The Arabs, when discontented, have sometimes seized a monk in the mountains and given him a severe beating, or have thrown stones or fired their musquets into the convent from the neighbouring heights; about twenty years ago a monk was killed by

[p.556] them. The monks, in their turn, have fired occasionally upon the Bedouins, for they have a well furnished armory, and two small cannon, but they take great care never to kill any one. And though they dislike such turbulent neighbours, and describe them to strangers as very devils, yet they have sense enough to perceive the advantages which they derive from the better traits in the Bedouin character, such as their general good faith, and their placability. “If our convent,” as they have observed to me, “had been subject to the revolutions and oppressions of Egypt or Syria, it would long ago have been abandoned; but Providence has preserved us by giving us Bedouins for neighbours.”
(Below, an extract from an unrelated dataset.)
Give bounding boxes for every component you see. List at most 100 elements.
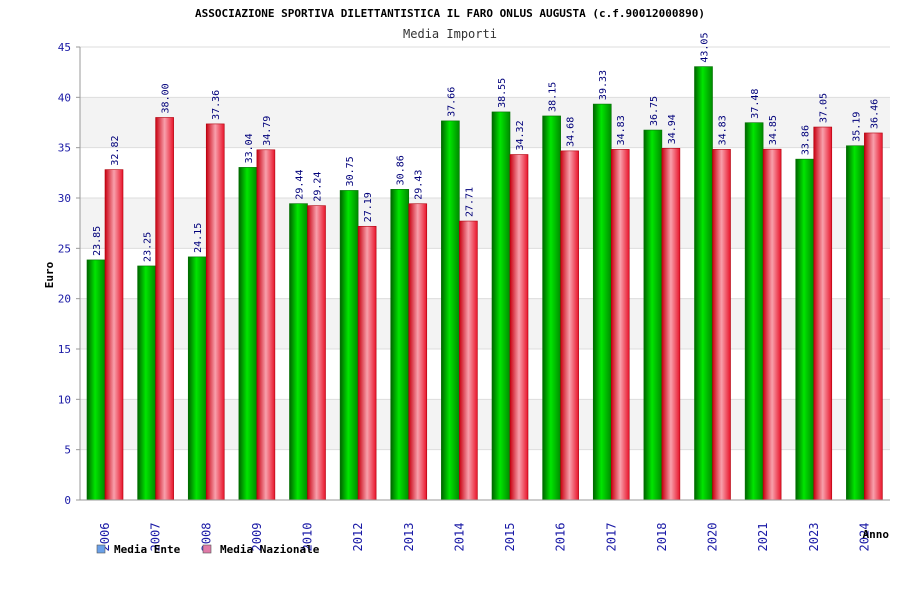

Notwithstanding the greediness of the Bedouins, I have reason to believe that the expenses of the convent are very moderate. Each monk is supplied annually with two coarse woollen cloaks, and no splendour is any where displayed except in the furniture of the great church, and that of the Archbishop’s room. The supplies are drawn from Egypt; but the communication by caravans with Cairo is far from being regular, and the Ikonómos assured me that at the time I was there the house did not contain more than one month’s provision.

The yearly consumption of corn is about one hundred and sixty Erdebs, or two thousand five hundred bushels, which is sufficient to cover all the demands of the Bedouins, and I believe that £1000.